Nei giorni che precedono le celebrazioni del cinquantenario ci riceve nel suo studio l’attuale vescovo di Taranto, monsignor Filippo Santoro, che coglie l’occasione, mentre parla del valore inestimabile della Concattedrale, per mettere in evidenza – proprio nei giorni più caldi della trattativa di Stato con Mittal che determinerà la permanenza o meno dell’acciaieria più inquinante d’Europa – “come la storia della Concattedrale e della relazione di Taranto con Gio Ponti ci mostri chiaramente che la vera vocazione del territorio non sia mai stata davvero nella direzione di uno sviluppo economico dissensato e aggressivo nei confronti dell’ambiente, ma piuttosto proteso verso la bellezza, la cultura e l’armonia tra persone, natura e lavoro”.

Monsignor Santoro ricorda che lo Spirito è il vento che ci spinge in avanti e la vela della Concattedrale raccoglie questo vento. “Attraverso questo monumento – ci dice – la città può restare in cammino, proiettarsi nel futuro e vivere il mistero”. Per il vescovo di Taranto, in questo momento di particolare fragilità, “la Concattedrale con la sua vela spiegata che si staglia verso il cielo rappresenta più che mai la Speranza”.

Ad onor del vero, per lungo tempo il rapporto della città con la Concattedrale è stato di sostanziale indifferenza.

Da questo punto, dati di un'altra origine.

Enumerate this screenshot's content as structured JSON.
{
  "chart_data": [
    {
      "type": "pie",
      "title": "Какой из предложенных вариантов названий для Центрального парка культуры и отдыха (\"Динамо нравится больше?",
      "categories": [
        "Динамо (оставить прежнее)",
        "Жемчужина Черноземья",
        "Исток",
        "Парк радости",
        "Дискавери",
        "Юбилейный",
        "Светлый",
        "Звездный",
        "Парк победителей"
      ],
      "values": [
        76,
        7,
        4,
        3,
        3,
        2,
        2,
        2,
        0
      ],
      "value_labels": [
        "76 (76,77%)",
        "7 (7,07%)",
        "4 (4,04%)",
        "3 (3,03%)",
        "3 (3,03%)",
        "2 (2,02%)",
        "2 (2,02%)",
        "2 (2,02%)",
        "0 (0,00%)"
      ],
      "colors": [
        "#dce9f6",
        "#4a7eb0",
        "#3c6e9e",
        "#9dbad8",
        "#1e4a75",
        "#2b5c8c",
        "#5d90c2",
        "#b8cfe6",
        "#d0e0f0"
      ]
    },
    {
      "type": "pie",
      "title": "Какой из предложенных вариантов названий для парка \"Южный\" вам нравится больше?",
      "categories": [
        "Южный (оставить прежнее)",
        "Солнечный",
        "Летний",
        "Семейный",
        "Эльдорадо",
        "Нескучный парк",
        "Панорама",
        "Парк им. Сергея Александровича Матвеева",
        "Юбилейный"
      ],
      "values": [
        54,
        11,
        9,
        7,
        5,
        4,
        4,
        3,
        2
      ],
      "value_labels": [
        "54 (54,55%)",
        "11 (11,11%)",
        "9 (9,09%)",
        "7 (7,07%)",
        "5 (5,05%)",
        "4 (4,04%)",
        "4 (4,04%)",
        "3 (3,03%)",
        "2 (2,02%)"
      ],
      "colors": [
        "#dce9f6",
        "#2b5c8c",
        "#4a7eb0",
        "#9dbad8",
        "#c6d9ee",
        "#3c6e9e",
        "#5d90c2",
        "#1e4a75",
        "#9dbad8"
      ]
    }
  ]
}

Il progetto di Ponti di vedere la grande vela bianca stagliarsi in un mare di verde non si è mai veramente concretizzato ed i campi intorno sono stati invasi dai condomini. Le vasche d’acque riflettenti, ai piedi della gradinata anteriore sono rimaste per lunghissimo tempo prosciugate.

Dopo quasi mezzo secolo di storia il nuovo sindaco di Taranto, Rinaldo Melucci, e l’amministrazione comunale in carica hanno rimesso mano al capolavoro dell’arte contemporanea ripristinando l’illuminazione (rimasta spenta per ben 15 anni) e riattivando le vasche d’acqua a cascata, che per un certo periodo hanno addirittura ospitato dei giochi d’acqua – assolutamente non fedeli al progetto originario – voluti dall’amministrazione che portò, nel 2006, Taranto al dissesto più grande della storia della Repubblica italiana.

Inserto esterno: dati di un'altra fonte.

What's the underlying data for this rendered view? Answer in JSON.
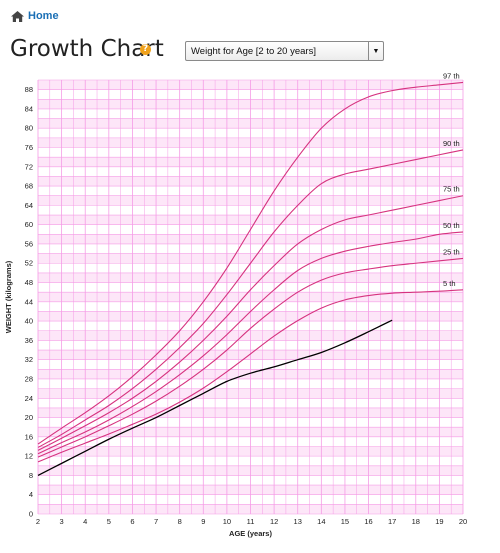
{
  "nav": {
    "home_label": "Home",
    "home_icon": "home-icon"
  },
  "header": {
    "title": "Growth Chart",
    "help_icon": "?"
  },
  "selector": {
    "selected": "Weight for Age [2 to 20 years]"
  },
  "colors": {
    "grid_band": "#fde6f8",
    "grid_line": "#f59ce6",
    "percentile_line": "#d6337f",
    "child_line": "#000000",
    "link": "#1a6fb5",
    "help": "#f0a21c"
  },
  "chart_data": {
    "type": "line",
    "xlabel": "AGE (years)",
    "ylabel": "WEIGHT (kilograms)",
    "xlim": [
      2,
      20
    ],
    "ylim": [
      0,
      90
    ],
    "x_ticks": [
      2,
      3,
      4,
      5,
      6,
      7,
      8,
      9,
      10,
      11,
      12,
      13,
      14,
      15,
      16,
      17,
      18,
      19,
      20
    ],
    "y_ticks": [
      0,
      4,
      8,
      12,
      16,
      20,
      24,
      28,
      32,
      36,
      40,
      44,
      48,
      52,
      56,
      60,
      64,
      68,
      72,
      76,
      80,
      84,
      88
    ],
    "x": [
      2,
      3,
      4,
      5,
      6,
      7,
      8,
      9,
      10,
      11,
      12,
      13,
      14,
      15,
      16,
      17,
      18,
      19,
      20
    ],
    "series": [
      {
        "name": "97 th",
        "values": [
          14.5,
          17.8,
          21,
          24.5,
          28.5,
          33,
          38,
          44,
          51,
          59,
          67,
          74,
          80,
          84,
          86.5,
          87.8,
          88.5,
          89,
          89.5
        ]
      },
      {
        "name": "90 th",
        "values": [
          13.8,
          16.5,
          19.5,
          22.5,
          26,
          30,
          34.5,
          39.5,
          45.5,
          52,
          58.5,
          64,
          68.5,
          70.5,
          71.5,
          72.5,
          73.5,
          74.5,
          75.5
        ]
      },
      {
        "name": "75 th",
        "values": [
          13.2,
          15.7,
          18.3,
          21,
          24,
          27.5,
          31.5,
          36,
          41,
          46.5,
          51.5,
          56,
          59,
          61,
          62,
          63,
          64,
          65,
          66
        ]
      },
      {
        "name": "50 th",
        "values": [
          12.5,
          14.8,
          17,
          19.5,
          22.3,
          25.4,
          28.9,
          32.8,
          37.2,
          42,
          46.5,
          50.5,
          53,
          54.5,
          55.5,
          56.3,
          57,
          58,
          58.5
        ]
      },
      {
        "name": "25 th",
        "values": [
          11.8,
          13.9,
          16,
          18.3,
          20.7,
          23.4,
          26.5,
          30,
          34,
          38.5,
          42.5,
          46,
          48.5,
          50,
          50.8,
          51.5,
          52,
          52.5,
          53
        ]
      },
      {
        "name": "5 th",
        "values": [
          10.8,
          12.8,
          14.7,
          16.6,
          18.6,
          20.7,
          23.2,
          26.1,
          29.5,
          33.2,
          36.9,
          40.1,
          42.7,
          44.4,
          45.3,
          45.8,
          46,
          46.2,
          46.5
        ]
      }
    ],
    "child": {
      "x": [
        2,
        3,
        4,
        5,
        6,
        7,
        8,
        9,
        10,
        11,
        12,
        13,
        14,
        15,
        16,
        17
      ],
      "values": [
        8,
        10.5,
        13,
        15.5,
        17.8,
        20,
        22.5,
        25,
        27.5,
        29.2,
        30.5,
        32,
        33.5,
        35.5,
        37.8,
        40.2
      ]
    }
  }
}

“Di questa opera così importante, annoverata tra le architetture mondiali del ‘900, Taranto non ha mai ospitato una mostra. Lo farà ora – ha fatto sapere il primo cittadino -, mettendo a disposizione dei visitatori lavori di ricerca archivistica e architettonica svolti dal Politecnico, con il contributo dell’arcidiocesi, della Soprintendenza e del ministero per i Beni e le attività culturali. Inoltre, per chiudere il cerchio, accoglieremo Gio Ponti come cittadino onorario”.

Le forze della transizione economica, ecologica ed energetica che vive in questo momento la città di Taranto hanno restituito quindi la Concattedrale di Gio Ponti all’antico splendore, riportando la potente metafora della riflessione del tempio nello specchio d’acqua come riflessione profonda del senso della città e della sua vita.